VERSIÓN EN ESPAÑOL
THE MUROMACHI PERIOD
When Ashikaga Takauji became shogun in 1336, he was the first of 15 shoguns in the Ashikaga family, seated in the Muromachi district in Kyoto, and that would rule Japan until 1568.
It was also a time of religious tolerance, in which Buddhism coexisted peacefully with Shinto, while in Nagasaki Christianity entered rampant to Japan, especially led by the Catholic missionary Francis Xavier .
The civil wars developed until 1573 when the daimyo Oda Nobunaga enters Kyoto defeating the Ashikaga clan, restoring peace and ending the hegemony Muromachi.
THE SILVER PAVILION.
While the Golden Pavilion , built by Ashikaga Yoshimitsu, represented the pinnacle of this era, the Silver Pavilion (1474), built by his grandson Ashikaga Yoshimasa marked the decline of the clan.
The palace complex would become a temple after Yoshimasa's death and it was called Jisho-ji (慈 照 寺) or Temple of the Shining Mercy. However, it became known as Ginkaku-ji, or Temple of the Silver Pavilion (银阁寺).
This is a very simple building, arranged in two levels, with curved roofs and topped by a phoenix made of brass.
Its lower level, called Shinkunda (Chamber of the empty heart) measures 6.7 m x 5.4 m and it is divided by movable panels that give flexibility to the interior space. The wooden sliding doors allow us to see a simple room of flat ceiling. Inside, they venerate the image of Jizo, the protector of children.

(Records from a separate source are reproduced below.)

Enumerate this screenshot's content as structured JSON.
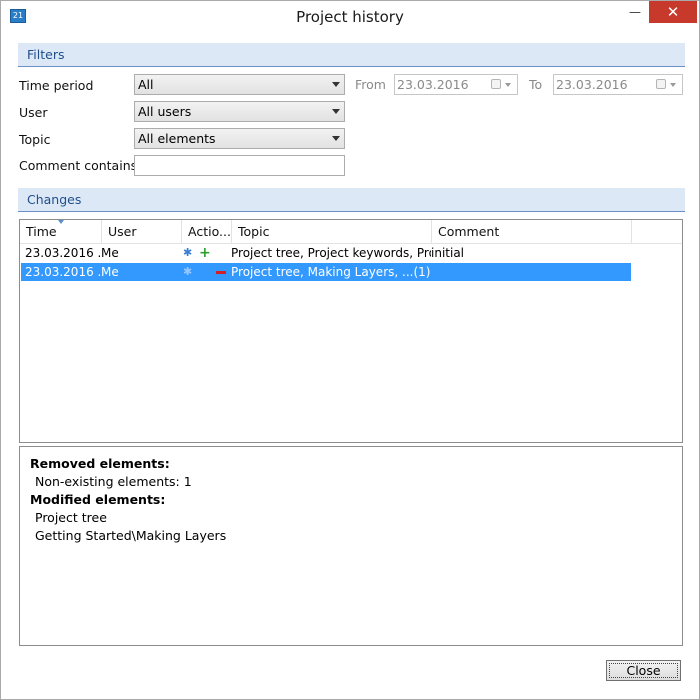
{
  "window": {
    "title": "Project history",
    "icon": "app-icon"
  },
  "filters": {
    "header": "Filters",
    "time_period": {
      "label": "Time period",
      "value": "All"
    },
    "from": {
      "label": "From",
      "value": "23.03.2016"
    },
    "to": {
      "label": "To",
      "value": "23.03.2016"
    },
    "user": {
      "label": "User",
      "value": "All users"
    },
    "topic": {
      "label": "Topic",
      "value": "All elements"
    },
    "comment": {
      "label": "Comment contains",
      "value": ""
    }
  },
  "changes": {
    "header": "Changes",
    "columns": [
      "Time",
      "User",
      "Actio...",
      "Topic",
      "Comment"
    ],
    "rows": [
      {
        "time": "23.03.2016 ...",
        "user": "Me",
        "actions": [
          "modified-icon",
          "added-icon"
        ],
        "topic": "Project tree, Project keywords, Proj...",
        "comment": "initial",
        "selected": false
      },
      {
        "time": "23.03.2016 ...",
        "user": "Me",
        "actions": [
          "modified-icon",
          "removed-icon"
        ],
        "topic": "Project tree, Making Layers, ...(1)",
        "comment": "",
        "selected": true
      }
    ]
  },
  "details": {
    "removed_header": "Removed elements:",
    "removed_items": [
      "Non-existing elements: 1"
    ],
    "modified_header": "Modified elements:",
    "modified_items": [
      "Project tree",
      "Getting Started\\Making Layers"
    ]
  },
  "buttons": {
    "close": "Close"
  },
  "colors": {
    "selection": "#3399ff",
    "section_header": "#dce8f6",
    "close_hover": "#c7392b"
  }
}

The room is surrounded by a railing and the walls have bell-shaped windows (3 in front of the pond and in the back and two on each side).
THE SHOIN STYLE
One of the main contributions of the Muromachi period to the Japanese residential architecture is the Shoin style. "Shoin" means "writing room" and has its origins in the rooms of the humble rooms of the monasteries, more modest than the structures of the Heian and Kamakura periods.
The Tōgudō room of Ginkaku-ji, a modest one-level structure with a roof of cypress bark, contains the oldest Shoin style of Japan.
It is impossible to understand the Silver Pavilion without also considering the surrounding mountains, nor without underscore the role that has the moon in its conception. The moon is a crucial element in the Japanese mentality, present in the visual arts and literature. Spiritual enlightenment in Zen Buddhism is often portrayed as a reflection of the moon on the water: the moon makes the surface visible and vice versa.
Higashiyama area, where the Ginkakuji stands, was reknown as a point for the contemplation of the moon even from the Heian period.
Facing the Ginkaku-ji, there is a pond where people use to contemplate the moon. Behind him is Tsukimachiyama Mountain (Mountain to wait for the moon). Yoshimasa wrote a poem about it:
For the first time in the history of Japanese landscaping sand is used only to represent elements such as water or mountains. The esplanade of sand that lies on the side of the pond, a plateau of 60 cm in height , is called Ginshaden, and that means Silver Sand Sea, whose form is said to be modeled based on the shape of the West Lake in China. In fact, when the moon rises in the eastern mountains of Tsukimachi, the sea of sand seems to generate waves in the moonlight.
In this area there is also a huge cone of sand of 1.80 m, which symbolizes the Mount Fuji, called Kougetsu dai (Platform facing the moon), designed to accentuate the reflection of the moon in the sea of sand. It is said that, as seen from the second floor of the Ginkakuji, the cone resembles a full moon reflected on a silver sea.
But the most interesting aspect of the garden is the way it interacts and makes use of the mountain in its design, offering a view of the pavilion from above, together with all buildings, allowing nice views of the city of Kyoto.
Yesterday I visited again the Ginkaku-ji and I was surprised to find that it was being restored.
Secondly, the interesting technology for the construction of roofs, made with a wooden structure that gives its characteristic curvature.
Overlapping wooden slats lay over the structure, fixed with pins of bamboo, made of Japanese cypress about 30 cm long, although only 3 cm are exposed at the bottom. As shown in the photos, every few rows the is a sheet of copper for reinforcement.